La guerre en Ukraine est-elle une erreur, qui pourrait entraîner un changement de régime ?
Je vois parfois certains signes, comme les 15 millions de lecteurs de Meduza et notre dernier sondage qui a rassemblé 18 000 personnes. C’est bien davantage que n’importe quel sondage mené en Russie par le passé et j’ai le sentiment qu’il y a une nouvelle génération plus tolérante, plus européenne, ouverte aux valeurs communes. Mais en réalité, je n’ai aucun espoir pour l’avenir, parce que toutes les institutions (l’armée, l’administration…) et la majeure partie de la population restent d’excellents serviteurs de Poutine.
On entend souvent dans le discours des opposants que 25 % des Russes soutiennent ouvertement Poutine et que 60 % de la population veut simplement vivre sa vie… Comment toucher et convaincre cette cible ?

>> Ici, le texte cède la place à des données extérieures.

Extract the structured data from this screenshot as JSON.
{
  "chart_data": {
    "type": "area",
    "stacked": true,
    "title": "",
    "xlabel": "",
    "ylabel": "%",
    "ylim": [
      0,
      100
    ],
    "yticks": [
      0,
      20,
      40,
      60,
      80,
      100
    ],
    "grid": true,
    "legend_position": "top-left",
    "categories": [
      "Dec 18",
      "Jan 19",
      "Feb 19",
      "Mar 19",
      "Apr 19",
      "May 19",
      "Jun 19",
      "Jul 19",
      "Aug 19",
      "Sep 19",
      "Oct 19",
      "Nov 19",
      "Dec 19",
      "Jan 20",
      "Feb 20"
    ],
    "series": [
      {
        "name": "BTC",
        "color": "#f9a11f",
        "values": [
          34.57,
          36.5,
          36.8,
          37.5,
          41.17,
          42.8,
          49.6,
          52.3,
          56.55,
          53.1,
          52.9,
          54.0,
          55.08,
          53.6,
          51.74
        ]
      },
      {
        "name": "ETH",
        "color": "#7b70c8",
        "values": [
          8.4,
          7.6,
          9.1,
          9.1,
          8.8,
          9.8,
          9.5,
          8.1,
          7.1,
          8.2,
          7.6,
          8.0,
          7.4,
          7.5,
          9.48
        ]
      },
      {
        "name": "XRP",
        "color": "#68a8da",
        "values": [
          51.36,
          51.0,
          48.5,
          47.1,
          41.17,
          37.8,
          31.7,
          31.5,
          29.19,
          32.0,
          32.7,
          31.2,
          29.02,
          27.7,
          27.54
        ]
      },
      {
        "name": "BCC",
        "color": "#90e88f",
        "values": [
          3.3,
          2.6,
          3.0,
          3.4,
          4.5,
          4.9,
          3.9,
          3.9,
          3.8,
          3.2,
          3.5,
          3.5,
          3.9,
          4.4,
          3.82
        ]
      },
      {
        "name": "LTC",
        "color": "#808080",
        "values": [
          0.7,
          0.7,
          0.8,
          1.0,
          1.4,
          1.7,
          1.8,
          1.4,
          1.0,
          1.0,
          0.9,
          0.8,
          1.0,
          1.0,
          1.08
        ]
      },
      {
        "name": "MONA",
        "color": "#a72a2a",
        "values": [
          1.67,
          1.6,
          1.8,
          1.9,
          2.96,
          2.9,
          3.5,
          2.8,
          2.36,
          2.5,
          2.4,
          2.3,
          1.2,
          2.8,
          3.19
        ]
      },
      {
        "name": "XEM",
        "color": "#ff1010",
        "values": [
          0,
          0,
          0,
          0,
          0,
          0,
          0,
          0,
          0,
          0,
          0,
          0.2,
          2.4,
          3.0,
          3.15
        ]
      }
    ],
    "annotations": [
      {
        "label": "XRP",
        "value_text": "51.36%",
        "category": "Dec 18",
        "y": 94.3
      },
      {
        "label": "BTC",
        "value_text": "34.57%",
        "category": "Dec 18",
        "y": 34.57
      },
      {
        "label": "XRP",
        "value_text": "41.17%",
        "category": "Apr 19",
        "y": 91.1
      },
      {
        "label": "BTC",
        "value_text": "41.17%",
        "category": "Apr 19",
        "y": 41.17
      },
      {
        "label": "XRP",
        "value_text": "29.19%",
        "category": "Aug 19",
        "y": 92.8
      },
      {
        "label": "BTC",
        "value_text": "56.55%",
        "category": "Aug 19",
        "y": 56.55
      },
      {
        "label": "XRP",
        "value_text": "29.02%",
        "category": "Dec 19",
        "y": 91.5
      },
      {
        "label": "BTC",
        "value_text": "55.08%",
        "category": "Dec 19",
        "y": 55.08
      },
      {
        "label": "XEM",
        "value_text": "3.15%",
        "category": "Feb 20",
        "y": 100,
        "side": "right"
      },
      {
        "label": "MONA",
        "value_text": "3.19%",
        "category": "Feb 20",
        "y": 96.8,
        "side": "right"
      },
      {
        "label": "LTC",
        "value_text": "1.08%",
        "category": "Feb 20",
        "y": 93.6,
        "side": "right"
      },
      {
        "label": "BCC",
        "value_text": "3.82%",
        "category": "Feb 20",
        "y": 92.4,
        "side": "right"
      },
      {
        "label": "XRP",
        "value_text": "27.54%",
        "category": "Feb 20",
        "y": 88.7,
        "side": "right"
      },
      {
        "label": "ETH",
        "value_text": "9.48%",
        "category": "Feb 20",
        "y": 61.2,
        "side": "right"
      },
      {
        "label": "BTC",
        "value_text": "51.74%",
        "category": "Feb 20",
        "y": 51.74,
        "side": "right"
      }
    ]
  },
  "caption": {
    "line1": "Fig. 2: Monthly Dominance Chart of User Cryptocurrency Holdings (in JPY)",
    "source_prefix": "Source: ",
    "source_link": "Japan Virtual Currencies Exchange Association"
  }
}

C’est la question vitale, le point qui pourrait tout changer, mais malheureusement nous n’avons aucun moyen financier ou technique pour accéder à cette frange de la population. Meduza est le plus grand média d’opposition en langue russe, et il est en permanence au bord de la disparition. Aujourd’hui, nous allons jusqu’à envoyer des PDF à notre audience en lui disant : “Soyez nos ambassadeurs, imprimez ce contenu et partagez-le le plus possible”.